New UK insolvency law fails to deliver

LONDON, May 28 (LPC) - A new insolvency law fast tracked by the UK government as a response to the impact of the Covid-19 pandemic on businesses has prompted confusion and disappointment among restructuring advisers.

The main gripe among advisers centres around the new rules governing declaring a debt moratorium - essentially a repayment holiday - which they say are unworkable for larger companies holding more complex debt structures that include high-yield bonds and bank debt.

“The moratorium is an opportunity missed. It is more or less useless for bigger deals,” said Andrew Wilkinson, a partner in the restructuring practice at law firm Weil. “There is no stay on bank debt and if you also have high-yield bonds you just can’t use the moratorium at all. It doesn’t work as it is.”

The moratorium is one of the main components of the UK government’s Corporate Insolvency & Governance Bill, which is set to be debated in parliament on June 3.

Under the terms of the new bill, which the government wants make law as quickly as possible to help companies struggling from the impact of Covid-19, businesses gain breathing space from debt repayments while they enter into negotiations with creditors to secure a rescue plan.

However, under these rules, bank loans have to be repaid pre- and during the moratorium period. And for companies with high yield-bonds, the moratorium cannot be used at all. The moratorium, which initially lasts for 20 businesses days, mainly benefits SMEs and will provide relief from rent arrears and supplier payments. For larger companies struggling with big bank groups and layers of bank debt the moratorium is largely unworkable as they are provided with no relief from repayments.

“It is quite useful for an SME perhaps who has a single lender who is on side; it gives them breathing space from current rent arrears and supplier payments,” said Jennifer Marshall, a partner in the insolvency and restructuring practice at Allen & Overy. “For larger companies with large complex debtor groups and a liquidity issue who do not have their lenders on side, it is a non-starter.”

Marshall, who has been involved with The Insolvency Service’s work on the bill over recent weeks, said the bill is unlikely to be amended to include bank debt as it goes through parliament.

“I think the Treasury was concerned it would have a detrimental impact on the cost of borrowing in the UK if borrowers could get a potentially extensive repayment holiday from servicing their debt,” she said.


For the moratorium to work, companies with substantial bank debt will have to agree a repayment standstill with their lenders in advance of entering the moratorium. However, that in turn makes the need for a moratorium redundant, as the borrowers would already have a holiday on a large chunk of their debt.

“If the rule stands, then almost every company will have to be able to repay its banks or reach an agreement with the banks prior to - or at least during - the moratorium,” said Roger Elford, a partner in the corporate restructuring & insolvency practice at Charles Russell Speechlys.

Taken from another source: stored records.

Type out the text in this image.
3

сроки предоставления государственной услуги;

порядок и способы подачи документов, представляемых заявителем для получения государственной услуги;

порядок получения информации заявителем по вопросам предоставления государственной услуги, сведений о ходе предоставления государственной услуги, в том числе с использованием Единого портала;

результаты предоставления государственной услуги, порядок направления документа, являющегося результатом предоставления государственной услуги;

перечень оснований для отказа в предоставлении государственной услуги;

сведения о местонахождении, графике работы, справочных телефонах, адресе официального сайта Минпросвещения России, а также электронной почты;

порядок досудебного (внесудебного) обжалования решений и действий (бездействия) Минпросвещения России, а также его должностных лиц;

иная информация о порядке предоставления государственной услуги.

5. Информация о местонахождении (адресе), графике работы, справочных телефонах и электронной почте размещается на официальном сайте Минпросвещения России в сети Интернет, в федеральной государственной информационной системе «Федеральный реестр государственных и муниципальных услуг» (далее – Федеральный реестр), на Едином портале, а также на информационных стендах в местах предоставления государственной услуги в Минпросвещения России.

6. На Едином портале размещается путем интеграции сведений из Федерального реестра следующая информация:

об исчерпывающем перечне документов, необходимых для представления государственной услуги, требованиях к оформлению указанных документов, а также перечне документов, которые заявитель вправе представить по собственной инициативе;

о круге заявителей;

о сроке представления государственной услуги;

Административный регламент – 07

On top of this, there is no provision for the use of debtor-in-possession financing commonly used in US Chapter 11 processes, which would provide a struggling business with the additional liquidity to fund itself while rescue talks are ongoing.

DIP financing sits super-senior to all other debt and enables shareholders, creditors or sponsors to put more cash into a business with less risk of losing it if a rescue does not work out.

“A company will need access to funding to be able to discharge its moratorium debts,” said Olga Galazoula, restructuring and special situations partner at Ashurst. “If you are a larger company, it does feel like the moratorium will be difficult to be fully effective on its own.”